Energy fuels the future. The ultimate goal of this work is to advance Liquid Fueled Molten Salt Reactors (LFMSR) to address the world’s need for clean, inexpensive and safe energy, water and medical isotopes to treat cancer. This specific research project will build a fluid simulator on the Abilene Christian University campus in Abilene, Texas, to help advance the reactor design and allow for regulatory licensing of a future research and test reactor. Having an on-site test facility will provide unprecedented access for students and faculty to collaborate on cutting-edge research to solve one of the world’s most pressing problems: the need for clean, safe and affordable energy.
Next Research Goals
The mission of NEXT is to provide global solutions to the world’s most critical needs. This will be accomplished by advancing the technology of molten salt reactors while educating the next generation of leaders in nuclear science and engineering.

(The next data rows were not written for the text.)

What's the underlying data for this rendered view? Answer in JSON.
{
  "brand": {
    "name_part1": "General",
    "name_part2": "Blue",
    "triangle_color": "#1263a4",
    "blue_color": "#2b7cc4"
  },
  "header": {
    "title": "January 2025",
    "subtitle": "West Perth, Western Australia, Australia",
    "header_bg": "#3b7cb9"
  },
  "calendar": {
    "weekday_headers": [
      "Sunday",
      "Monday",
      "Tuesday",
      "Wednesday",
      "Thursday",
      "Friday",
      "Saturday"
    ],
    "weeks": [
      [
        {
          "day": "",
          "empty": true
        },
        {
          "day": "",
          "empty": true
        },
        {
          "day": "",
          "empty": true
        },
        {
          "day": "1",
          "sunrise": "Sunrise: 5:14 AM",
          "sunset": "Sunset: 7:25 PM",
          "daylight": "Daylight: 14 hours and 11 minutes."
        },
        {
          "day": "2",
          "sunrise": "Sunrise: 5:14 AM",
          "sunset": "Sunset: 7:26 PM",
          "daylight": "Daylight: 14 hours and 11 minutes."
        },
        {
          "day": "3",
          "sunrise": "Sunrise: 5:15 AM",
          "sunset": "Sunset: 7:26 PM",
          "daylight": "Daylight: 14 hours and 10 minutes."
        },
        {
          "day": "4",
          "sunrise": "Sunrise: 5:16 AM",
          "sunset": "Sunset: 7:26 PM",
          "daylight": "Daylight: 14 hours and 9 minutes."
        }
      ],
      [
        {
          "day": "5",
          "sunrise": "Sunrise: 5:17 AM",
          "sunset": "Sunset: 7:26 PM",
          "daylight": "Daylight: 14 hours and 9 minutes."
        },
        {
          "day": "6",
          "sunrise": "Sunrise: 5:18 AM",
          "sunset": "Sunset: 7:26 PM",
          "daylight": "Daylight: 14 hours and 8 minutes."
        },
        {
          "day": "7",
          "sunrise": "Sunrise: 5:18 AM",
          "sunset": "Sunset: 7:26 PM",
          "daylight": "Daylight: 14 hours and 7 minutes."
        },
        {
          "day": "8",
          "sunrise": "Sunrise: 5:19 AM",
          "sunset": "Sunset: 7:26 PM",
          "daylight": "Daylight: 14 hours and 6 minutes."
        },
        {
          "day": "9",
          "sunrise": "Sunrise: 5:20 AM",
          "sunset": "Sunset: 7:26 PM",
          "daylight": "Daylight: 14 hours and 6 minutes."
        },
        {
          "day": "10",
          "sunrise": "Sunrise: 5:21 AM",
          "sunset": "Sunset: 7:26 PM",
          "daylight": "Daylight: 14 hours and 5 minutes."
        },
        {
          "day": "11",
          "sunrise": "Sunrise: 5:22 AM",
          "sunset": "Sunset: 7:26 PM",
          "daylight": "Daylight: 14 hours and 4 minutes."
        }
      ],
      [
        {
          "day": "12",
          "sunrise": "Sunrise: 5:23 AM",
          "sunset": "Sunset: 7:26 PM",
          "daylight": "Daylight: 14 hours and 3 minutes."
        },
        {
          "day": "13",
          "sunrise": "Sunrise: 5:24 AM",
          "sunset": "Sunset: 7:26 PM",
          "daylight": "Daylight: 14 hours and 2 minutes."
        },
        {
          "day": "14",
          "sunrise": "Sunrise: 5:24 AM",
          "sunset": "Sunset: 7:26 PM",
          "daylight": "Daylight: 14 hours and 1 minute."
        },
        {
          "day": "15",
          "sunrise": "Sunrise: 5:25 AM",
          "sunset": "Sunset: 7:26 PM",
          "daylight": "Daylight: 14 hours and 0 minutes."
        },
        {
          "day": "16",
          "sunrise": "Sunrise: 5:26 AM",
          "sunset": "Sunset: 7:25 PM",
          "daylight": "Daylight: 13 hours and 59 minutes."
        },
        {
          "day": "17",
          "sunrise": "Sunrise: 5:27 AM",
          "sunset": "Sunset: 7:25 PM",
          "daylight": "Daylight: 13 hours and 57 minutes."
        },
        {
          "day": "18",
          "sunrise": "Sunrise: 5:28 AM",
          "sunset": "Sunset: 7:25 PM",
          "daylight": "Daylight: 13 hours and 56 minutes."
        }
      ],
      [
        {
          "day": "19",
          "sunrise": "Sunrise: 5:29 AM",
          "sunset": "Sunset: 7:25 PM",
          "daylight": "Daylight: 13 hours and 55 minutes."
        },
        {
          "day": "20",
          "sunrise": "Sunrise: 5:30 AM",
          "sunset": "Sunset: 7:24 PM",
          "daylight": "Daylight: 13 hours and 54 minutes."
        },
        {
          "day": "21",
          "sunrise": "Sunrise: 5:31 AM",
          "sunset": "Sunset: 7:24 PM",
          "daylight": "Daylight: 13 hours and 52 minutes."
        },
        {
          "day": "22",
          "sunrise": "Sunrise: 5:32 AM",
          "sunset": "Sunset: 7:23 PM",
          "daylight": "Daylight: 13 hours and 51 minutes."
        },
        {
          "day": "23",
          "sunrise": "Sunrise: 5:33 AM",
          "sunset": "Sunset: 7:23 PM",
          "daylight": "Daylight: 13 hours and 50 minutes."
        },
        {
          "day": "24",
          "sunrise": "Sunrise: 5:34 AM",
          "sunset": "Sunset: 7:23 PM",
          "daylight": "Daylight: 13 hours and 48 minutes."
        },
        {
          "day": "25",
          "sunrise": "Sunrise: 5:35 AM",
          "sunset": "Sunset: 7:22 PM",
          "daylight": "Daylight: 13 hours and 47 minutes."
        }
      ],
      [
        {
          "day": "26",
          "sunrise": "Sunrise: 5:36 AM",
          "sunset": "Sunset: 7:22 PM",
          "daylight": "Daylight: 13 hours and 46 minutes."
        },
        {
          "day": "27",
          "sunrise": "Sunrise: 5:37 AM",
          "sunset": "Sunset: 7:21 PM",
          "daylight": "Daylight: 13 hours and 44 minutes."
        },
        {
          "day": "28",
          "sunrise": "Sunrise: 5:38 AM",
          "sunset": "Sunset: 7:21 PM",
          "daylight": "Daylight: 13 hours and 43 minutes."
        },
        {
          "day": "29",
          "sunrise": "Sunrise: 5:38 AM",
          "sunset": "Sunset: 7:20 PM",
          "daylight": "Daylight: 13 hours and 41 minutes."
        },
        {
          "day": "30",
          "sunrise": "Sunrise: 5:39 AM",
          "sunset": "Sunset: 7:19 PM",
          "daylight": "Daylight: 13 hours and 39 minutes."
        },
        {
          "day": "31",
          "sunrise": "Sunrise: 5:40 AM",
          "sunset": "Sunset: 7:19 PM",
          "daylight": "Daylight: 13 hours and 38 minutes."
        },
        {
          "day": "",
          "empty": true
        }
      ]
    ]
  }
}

This mission provides a clear long-term goal. A Molten Salt Research & Test Reactor (MSR&TRx) is critical to the research, design, and development of this technology. To support the design of a MSR&TRx, a non-nuclear molten salt test system is needed. The system would allow for testing advanced instrumentation, evaluating different salt properties, making fundamental data measurements, and testing hardware that can be used with molten salts. A flexible molten salt loop test lab in Bennett Labs on the ACU campus would advance the technical readiness level of all of these critical design considerations for a MSR&TRx.
The following three-phase plan is presented based on the current best understanding and estimations made by the NEXT team.
Phase OneSAFELY INITIATE AN ON-CAMPUS RESEARCH PROGRAM TO DEMONSTRATE OUR UNDERSTANDING AND ABILITIES TO SAFELY PREPARE, HEAT, FLOW AND STUDY SALT MIXTURES.
We expect to engage a variety of engineering support from within the department. As we build salt containers, heaters, loops, pumps and basic instrumentation, we will leverage local engineering expertise and engage students in the process.
Phase TwoBUILD A BASIC MOLTEN SALT TEST LOOP FOR ADVANCED TESTING.
With a basic molten salt test loop in place, we can proceed to make advanced measurements such as the viscosity of salt over a wide range of temperatures. As more advanced studies are performed, we will need to develop the tools and techniques to make these measurements. This is the phase in which we will engage our optical research group and our faculty with experience in advanced instrumentation.
Phase ThreeBUILD A FULL-SIZED, NON-NUCLEAR MOLTEN SALT LOOP.
We will build a full-sized, non-nuclear molten salt loop matching the design of the Molten Salt Research and Test Reactor (MSRTRx). This step will be a critical part of the process to gain approval from the Nuclear Regulatory Commission to license the construction of a MSRTRx. During this phase, it is expected that NEXT will partner closely with nuclear engineers from other major research universities and national labs in the design of the MSRTRx.